Netflix to Enter India Soon; Here are Some of the Challenges it Will Face
A report suggests that Netflix, the US streaming giant, will enter India by 2016. This is great news for us film and TV buffs across India; we have been practically raised on a steady diet of films and TV shows. We recreate the famous train scene from DDLJ at railway stations to Dubsmash-ing the famous “Kitne Aadmi The?“. Even our politicians get filmy sometimes. No one loves films like Indians do.
Netflix will not be the first company to provide a streaming service in India. In 2015, rival TV Networks STAR and Zee launched Hotstar and Ditto TV respectively. Before that, Sony LIV was launched. Earlier this month, Hooq was launched as a joint venture between Sony, Warner Bros. and SingTel. Then there is Ogle, backed by media-person Pritish Nandy and Spuul. Still, Netflix’ s arrival is interesting because it has been established worldwide and is known for producing popular TV shows such as House of Cards and Orange Is The New Black, which have a cult following in India.
However exciting Netflix’s arrival may seem, the company still faces some hurdles, the major ones being Internet speed, pricing, censorship and piracy. In terms of connectivity, Netflix demands at least 1.5 MBps Internet speed to watch the content. Most high speed Internet plans in India have a data usage limit and thus restrict the very nature of binge-watching, which has helped Netflix grow over the years.
Even if Netflix survives despite slow Internet connections, there will still be some doubts over its commercial viability. In India, the streaming services can be categorized into two parts – free and premium service. Almost every service provides some sort of free service, because it guarantees audience. This goes against the business model of Netflix, which provides a trial period but ultimately charges. While Ditto charges Rs. 49 for a nine day pack, Spuul charges Rs. 150 per month for the Premium catalog. Hooq which has recently entered India, will charge Rs. 199 for unlimited access to Hollywood and Indian content. Combine that with the appropriate Internet package needed for streaming, the total bill for entertainment costs more than a High-Definition cable/DTH connection. Thus, Netflix has to decide a price which can suit the pocket.

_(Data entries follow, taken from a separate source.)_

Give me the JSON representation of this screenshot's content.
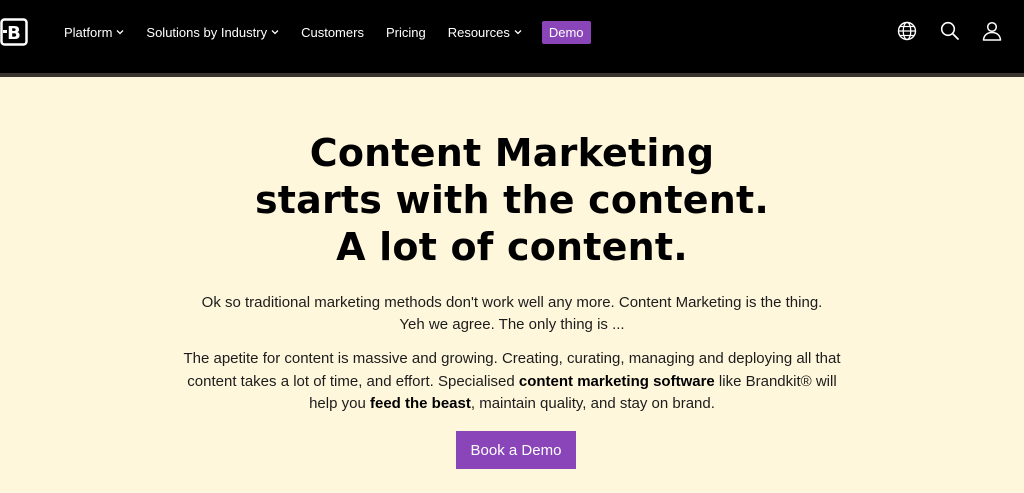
{
  "nav": {
    "logo_icon": "brandkit-logo-icon",
    "items": [
      {
        "label": "Platform",
        "has_dropdown": true
      },
      {
        "label": "Solutions by Industry",
        "has_dropdown": true
      },
      {
        "label": "Customers",
        "has_dropdown": false
      },
      {
        "label": "Pricing",
        "has_dropdown": false
      },
      {
        "label": "Resources",
        "has_dropdown": true
      }
    ],
    "demo_label": "Demo",
    "icons": [
      "globe-icon",
      "search-icon",
      "user-icon"
    ]
  },
  "hero": {
    "headline": [
      "Content Marketing",
      "starts with the content.",
      "A lot of content."
    ],
    "intro": [
      "Ok so traditional marketing methods don't work well any more. Content Marketing is the thing.",
      "Yeh we agree. The only thing is ..."
    ],
    "body": {
      "line1": "The apetite for content is massive and growing. Creating, curating, managing and deploying all that",
      "line2_a": "content takes a lot of time, and effort. Specialised ",
      "line2_b": "content marketing software",
      "line2_c": " like Brandkit® will",
      "line3_a": "help you ",
      "line3_b": "feed the beast",
      "line3_c": ", maintain quality, and stay on brand."
    },
    "cta_label": "Book a Demo"
  },
  "colors": {
    "nav_bg": "#000000",
    "hero_bg": "#fff7dc",
    "accent": "#8a45b8"
  }
}
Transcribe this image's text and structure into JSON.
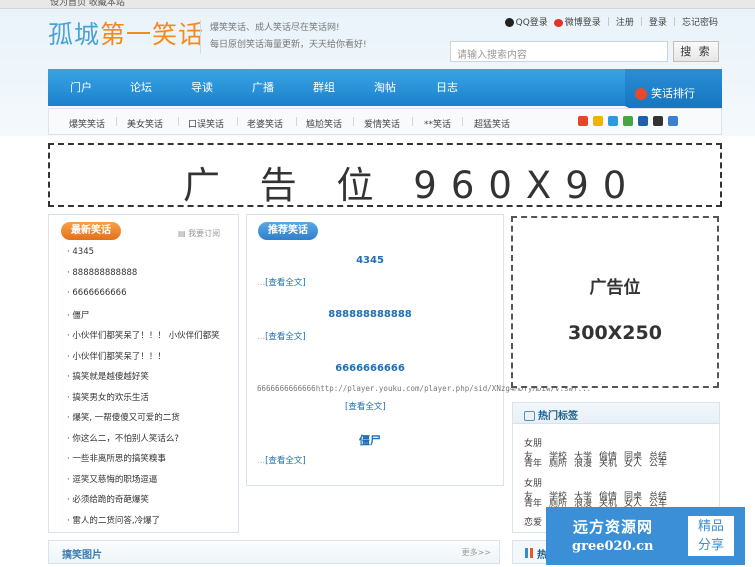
{
  "topbar": {
    "text": "设为首页  收藏本站"
  },
  "header": {
    "logo_main": "孤城",
    "logo_accent": "第一笑话",
    "slogan_line1": "爆笑笑话、成人笑话尽在笑话网!",
    "slogan_line2": "每日原创笑话海量更新，天天给你看好!",
    "qq_login": "QQ登录",
    "weibo_login": "微博登录",
    "register": "注册",
    "login": "登录",
    "forgot": "忘记密码",
    "search_placeholder": "请输入搜索内容",
    "search_button": "搜 索"
  },
  "nav": {
    "items": [
      "门户",
      "论坛",
      "导读",
      "广播",
      "群组",
      "淘帖",
      "日志"
    ],
    "rank_label": "笑话排行"
  },
  "subnav": {
    "items": [
      "爆笑笑话",
      "美女笑话",
      "口误笑话",
      "老婆笑话",
      "尴尬笑话",
      "爱情笑话",
      "**笑话",
      "超猛笑话"
    ]
  },
  "banner": {
    "text": "广 告 位  960X90"
  },
  "latest": {
    "title": "最新笑话",
    "subscribe": "我要订阅",
    "items": [
      "· 4345",
      "· 888888888888",
      "· 6666666666",
      "· 僵尸",
      "· 小伙伴们都笑呆了！！！  小伙伴们都笑",
      "· 小伙伴们都笑呆了！！！",
      "· 搞笑就是越傻越好笑",
      "· 搞笑男女的欢乐生活",
      "· 爆笑, 一帮傻傻又可爱的二货",
      "· 你这么二，不怕别人笑话么?",
      "· 一些非离所思的搞笑糗事",
      "· 逗笑又慈悔的职场逗逼",
      "· 必须给跪的奇葩爆笑",
      "· 雷人的二货问答,冷爆了"
    ]
  },
  "recommend": {
    "title": "推荐笑话",
    "read_more": "[查看全文]",
    "dots": "...",
    "items": [
      {
        "title": "4345",
        "snippet": ""
      },
      {
        "title": "888888888888",
        "snippet": ""
      },
      {
        "title": "6666666666",
        "snippet": "6666666666666http://player.youku.com/player.php/sid/XNzg4MDYyMDIw/v.swf..."
      },
      {
        "title": "僵尸",
        "snippet": ""
      }
    ]
  },
  "ad300": {
    "line1": "广告位",
    "line2": "300X250"
  },
  "hot_tags": {
    "title": "热门标签",
    "rows": [
      [
        "女朋友",
        "学校",
        "大学",
        "偷情",
        "同桌",
        "总结"
      ],
      [
        "青年",
        "厕所",
        "浪漫",
        "关机",
        "女人",
        "公车"
      ],
      [
        "女朋友",
        "学校",
        "大学",
        "偷情",
        "同桌",
        "总结"
      ],
      [
        "青年",
        "厕所",
        "浪漫",
        "关机",
        "女人",
        "公车"
      ],
      [
        "恋爱"
      ]
    ]
  },
  "funny_pics": {
    "title": "搞笑图片",
    "more": "更多>>"
  },
  "right_bottom": {
    "title": "热"
  },
  "watermark": {
    "line1": "远方资源网",
    "line2": "gree020.cn",
    "badge": "精品分享",
    "badge_line1": "精品",
    "badge_line2": "分享"
  },
  "colors": {
    "nav_blue": "#1b82cc",
    "accent_orange": "#f28a1e",
    "logo_blue": "#4aa3d6",
    "link_blue": "#1f6fb5"
  }
}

Then, there is the issue of censorship. The Central Board of Film Certification (CBFC) is responsible for regulation of TV shows and films. CBFC’s power can be estimated by the fact that movies which stream on YouTube carry a CBFC certificate. So, for those who hope to see the uncensored version of Orange Is The New Black may be left disappointed. Even HBO has to censor Game of Thrones, even when it airs exclusively on the paid service.
Last but not the least, Netflix’s biggest worry is piracy. In April, Netflix’s show, Marvel’s Daredevil was downloaded at least 150,000 times in India alone within its first week of premiere. There are mainly two reasons people pirate a popular movie or TV show: they either cannot pay for the service or they want the uncensored version. As a result, Netflix has to carefully consider what it offers in terms of content and pricing.
Still, Netflix’s decision to enter India is a wonderful thing, since it will guarantee quality programming. Moreover, if Netflix decides to produce local content, it will enhance Indian entertainment. As our government puts it, good days have come.